Et d'un coup, tadam, tu t'y attends pas du tout, et on t'apprend que tu n'es plus étudiante. Pour moi, ça s'est passé le jour de ma soutenance de thèse. Je pensais que tout se passait bien et tout, mes examinatrices me disaient bravo, trankil quoi, et tout à coup, je cite:
A partir d'aujourd'hui, vous n'êtes plus étudiante, et vous ne serez plus jamais étudiante. Enfin, sauf si vous décidez d'étudier quelque chose d'entièrement différent plus tard dans votre vie. 

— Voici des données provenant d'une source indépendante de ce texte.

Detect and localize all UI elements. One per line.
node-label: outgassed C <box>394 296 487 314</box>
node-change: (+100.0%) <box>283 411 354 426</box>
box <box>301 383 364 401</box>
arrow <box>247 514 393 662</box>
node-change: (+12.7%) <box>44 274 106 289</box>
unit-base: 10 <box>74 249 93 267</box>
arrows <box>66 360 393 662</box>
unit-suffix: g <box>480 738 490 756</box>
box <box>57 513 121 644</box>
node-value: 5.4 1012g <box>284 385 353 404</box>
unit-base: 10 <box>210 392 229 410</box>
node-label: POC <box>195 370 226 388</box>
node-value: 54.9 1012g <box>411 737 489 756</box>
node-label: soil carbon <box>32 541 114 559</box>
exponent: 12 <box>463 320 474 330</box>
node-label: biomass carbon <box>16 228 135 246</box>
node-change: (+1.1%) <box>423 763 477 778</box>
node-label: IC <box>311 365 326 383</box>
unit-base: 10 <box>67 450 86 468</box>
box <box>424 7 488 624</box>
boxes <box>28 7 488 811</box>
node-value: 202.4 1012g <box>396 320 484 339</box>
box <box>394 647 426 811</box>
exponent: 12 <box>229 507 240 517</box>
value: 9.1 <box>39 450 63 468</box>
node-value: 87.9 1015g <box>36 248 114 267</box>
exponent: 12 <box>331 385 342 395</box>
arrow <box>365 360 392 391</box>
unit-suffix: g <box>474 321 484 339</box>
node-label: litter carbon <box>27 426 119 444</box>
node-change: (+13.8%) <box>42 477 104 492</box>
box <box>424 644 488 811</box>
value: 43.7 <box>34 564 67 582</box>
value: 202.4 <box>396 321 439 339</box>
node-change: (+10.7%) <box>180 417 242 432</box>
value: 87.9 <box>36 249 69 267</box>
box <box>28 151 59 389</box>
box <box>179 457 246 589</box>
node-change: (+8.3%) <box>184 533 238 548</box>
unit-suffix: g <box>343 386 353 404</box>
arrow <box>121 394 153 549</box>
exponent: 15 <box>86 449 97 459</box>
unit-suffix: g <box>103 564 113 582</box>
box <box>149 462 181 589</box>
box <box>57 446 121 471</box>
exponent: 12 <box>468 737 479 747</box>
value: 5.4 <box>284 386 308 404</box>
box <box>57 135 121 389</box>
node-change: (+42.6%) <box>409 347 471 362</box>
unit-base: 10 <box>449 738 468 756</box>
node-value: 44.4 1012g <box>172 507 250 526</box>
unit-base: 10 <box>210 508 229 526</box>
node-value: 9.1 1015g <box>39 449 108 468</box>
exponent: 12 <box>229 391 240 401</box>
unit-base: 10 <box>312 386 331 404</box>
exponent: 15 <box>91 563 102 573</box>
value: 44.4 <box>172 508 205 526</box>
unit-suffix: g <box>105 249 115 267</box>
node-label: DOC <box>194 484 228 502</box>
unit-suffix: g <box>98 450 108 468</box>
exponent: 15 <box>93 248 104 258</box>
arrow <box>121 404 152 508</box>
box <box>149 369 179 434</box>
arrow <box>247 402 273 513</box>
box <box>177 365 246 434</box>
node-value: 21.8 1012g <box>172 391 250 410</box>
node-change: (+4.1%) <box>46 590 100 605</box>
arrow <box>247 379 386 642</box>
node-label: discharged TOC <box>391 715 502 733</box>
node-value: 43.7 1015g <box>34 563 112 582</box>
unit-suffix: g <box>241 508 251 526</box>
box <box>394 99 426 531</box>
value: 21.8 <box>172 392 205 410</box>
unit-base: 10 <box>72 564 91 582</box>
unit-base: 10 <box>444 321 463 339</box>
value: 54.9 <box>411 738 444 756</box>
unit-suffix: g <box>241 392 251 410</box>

Rien ne m'avait préparée à ce choc; je n'étais pas prête. D'abord j'ai tenté de limiter ma réaction instinctive de panique en imaginant tous les trucs divers et variés que je pourrais faire quand je reprendrais mes études d'ici deux, trois jours: une licence de Klingon, un master de Point de Croix, un doctorat en Etude des Sous-Verres. Mais c'était déjà trop tard, ma directrice de thèse est venue avec des ciseaux me couper ma petite tresse de jeune padawan et ça y est, je n'étais plus étudiante, c'était la fin.

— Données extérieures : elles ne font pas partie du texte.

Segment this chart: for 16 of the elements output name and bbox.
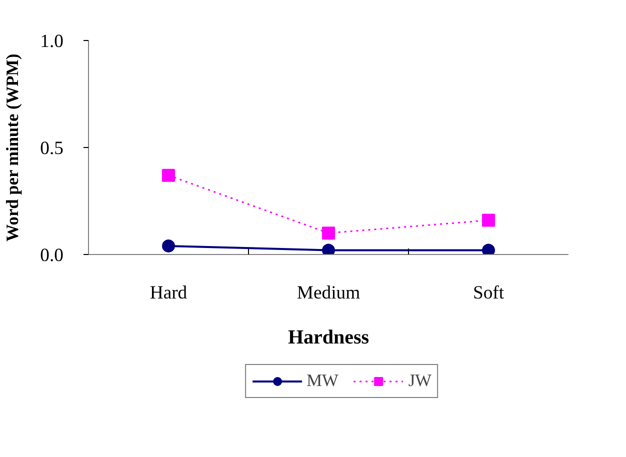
x-axis-title: Hardness xyxy=(288,326,370,348)
x-tick-label: Soft xyxy=(472,282,505,304)
point xyxy=(322,244,335,254)
point xyxy=(322,226,335,240)
y-tick-label: 0.5 xyxy=(40,138,64,159)
y-tick-label: 0.0 xyxy=(40,245,64,266)
y-axis-title: Word per minute (WPM) xyxy=(3,53,22,242)
legend-label: JW xyxy=(408,371,432,391)
point xyxy=(482,214,495,227)
point xyxy=(162,239,175,252)
y-tick-label: 1.0 xyxy=(40,31,64,52)
x-tick-label: Medium xyxy=(296,282,361,304)
x-tick-label: Hard xyxy=(150,282,188,304)
point xyxy=(162,168,175,182)
point xyxy=(482,244,495,254)
legend-label: MW xyxy=(306,371,338,391)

Désormais me voilà dans une situation étonnante: je ne suis plus sous les ordres de personne. Les profs ont toujours quelqu'un au-dessus d'eux pour leur dire s'ils font bien leur boulot ou pas, à grand renfort de statistiques et de coupes de budget, mais mon propre contrat de post-doc (un Junior Research Fellowship, pour être précis; un truc oxbridgesque un peu fantasque) ne précise absolument pas ce que je suis censée faire des trois prochaines années.

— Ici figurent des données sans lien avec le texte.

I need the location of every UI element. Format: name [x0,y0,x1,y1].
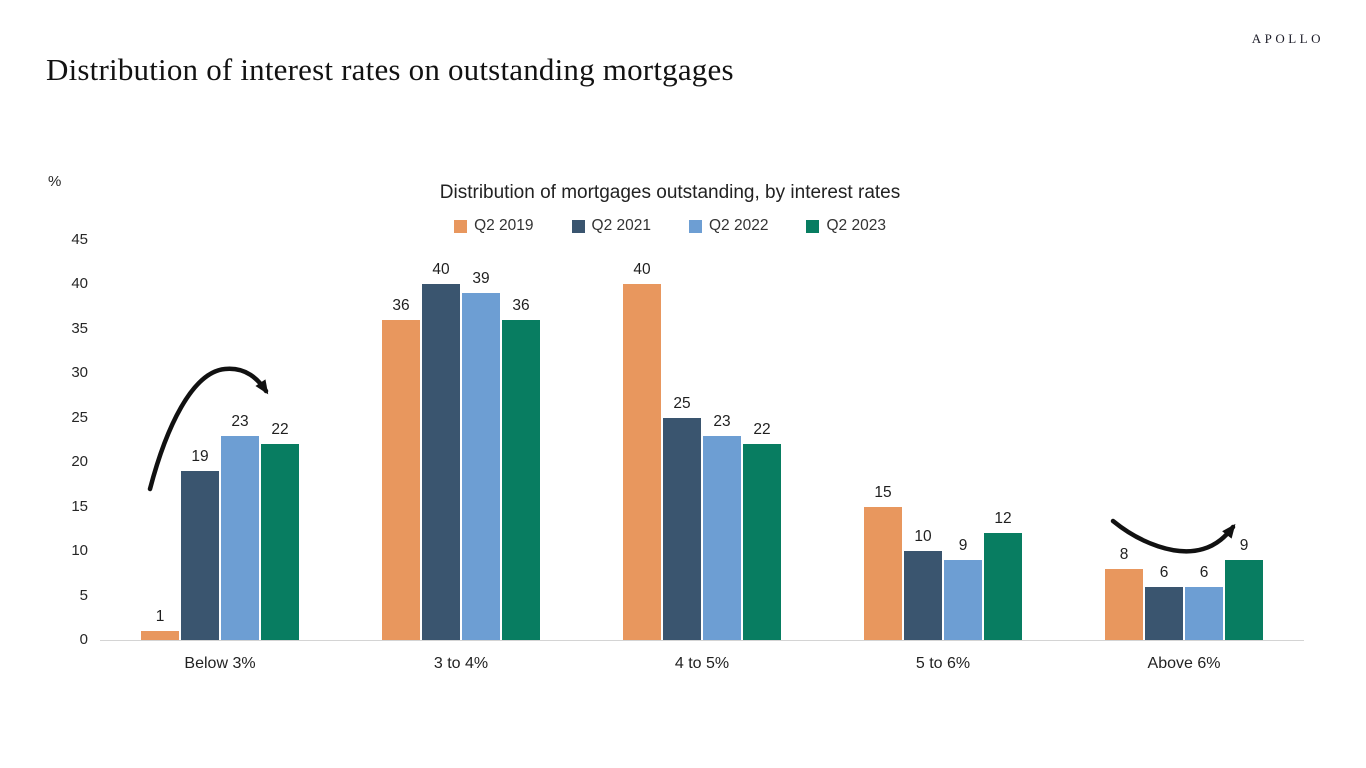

Bon, disons qu'il est implicite que je ne vais pas passer ces quelques mille jours à améliorer mes techniques d'esquive de peaux de banane sur Mario Kart, mais limite. Je ne suis pas obligée de publier un monographe, d'écrire un certain nombre d'article, de faire un certain nombre d'heures de cours ou d'aller à des colloques. Je fais c'que j'veux d'abord, enfin disons que je continue mes recherches, et comme j'ai eu un entretien où ils ont pu s'assurer que je ne suis pas une totale kamikaze, ils ont dans l'idée que je vais faire en sorte d'améliorer mon CV comme je le peux (et comme je le veux) ces trois prochaines années.
Pas comme ça.
Mais malgré cette outrageante et glorieuse liberté, je passerai aussi les trois prochaines années à poster des dossiers de candidatures diverses et variées pour obtenir un vrai poste permanent, un poste sans doute beaucoup moins confortable et beaucoup plus bureaucratique, qui m'entraînera dans un tourbillon de formulaires à remplir, de CV à compléter, d'éminents professeurs à soudoyer à l'aide de macarons Ladurée (je les recommande chaudement), et de virements mensuels vers mon compte-épargne. J'écrirai sans doute des articles qui m'intéressent bof mais qui risquent d'être publiés au détriment d'articles qui m'intéressent fort mais ont peu de chance de l'être.

Le moyen de pression numéro 1 pour réclamer une lettre de recommandation. 
 
Donc en gros je commence à peine ma carrière de mini chercheur castor junior et je ne sais pas trop si je devrais essayer de profiter à fond de trois années supraconfortables et d'une liberté totale, ou m'accabler de memento-mori: ce boulot n'est qu'un sas de décompression avant l'entrée dans un marché du travail universitaire surpeuplé, où les postes fondent encore plus vite que le Pôle Nord, et où la stratégie de Britney Spears de gigoter à moitié à poil en haut d'une montagne semble un moyen tout à fait raisonnable de lutter contre l'étrange désespoir de cette parenthèse enchantée.